The Aluminum Association is working on an industry wide effort to increase the industry’s recycling rate for used aluminum beverage cans to 75% by 2015. This is the same percentage Alcoa announced as a company goal and target date in January.
To get there, it’s looking into working with local and national government on easier-said-than-done initiatives such as deposit legislation, mandatory recycling programs and landfill bans, and even ways to attaching recycling to potential climate change policies.
Hitting 75% will be no small feat – especially since people just don’t seem to want to recycle. Today, the aluminum industry recovers approximately 54% of the aluminum containers produced in the U.S. But, even with all the green talk taking place, that’s down from a high of 68% in 1992.
In past research, the Natural Marketing Institute has said, “There may not be enough incentive for consumers to recycle, and in a world where consumers are stressed for time and looking for convenience in consumption and disposal, recycling falls in priority.”
One way for companies to get involved in offering incentives is to team up with RecycleBank, a company that tries to get households to recycle by offering coupons from businesses like Starbucks, Bed, Bath & beyond, and Staples.
A Harris Poll from last year found that 67 percent of adults say they recycle aluminum or metal cans.

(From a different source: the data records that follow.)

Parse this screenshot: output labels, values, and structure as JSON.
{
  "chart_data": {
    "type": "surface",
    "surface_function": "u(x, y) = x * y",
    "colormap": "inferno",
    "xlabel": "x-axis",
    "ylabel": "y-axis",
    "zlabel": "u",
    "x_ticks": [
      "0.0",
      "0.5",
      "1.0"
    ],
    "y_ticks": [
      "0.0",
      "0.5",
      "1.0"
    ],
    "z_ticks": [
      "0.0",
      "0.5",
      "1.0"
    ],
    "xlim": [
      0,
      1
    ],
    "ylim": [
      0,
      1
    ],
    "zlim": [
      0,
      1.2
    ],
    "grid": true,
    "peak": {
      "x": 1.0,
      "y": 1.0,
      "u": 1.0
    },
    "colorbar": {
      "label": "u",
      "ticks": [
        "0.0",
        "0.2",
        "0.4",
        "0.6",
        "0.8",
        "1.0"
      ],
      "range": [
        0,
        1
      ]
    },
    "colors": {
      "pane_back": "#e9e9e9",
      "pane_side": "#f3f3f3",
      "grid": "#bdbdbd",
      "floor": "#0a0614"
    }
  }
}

“If we could recover and recycle 75% of the aluminum cans being currently tossed into landfills–600,000 metric tons of aluminum–we could save 1286 megawatts of generated electricity,” according to an EL column by Greg Wittbecker, Alcoa’s director of corporate metal recycling strategy. “That’s the amount produced by two coal fired power plants, and consumed by two aluminum plants. Replacing this production with recycling would keep 11.8 million metric tons of carbon dioxide from being generated and released into the atmosphere.”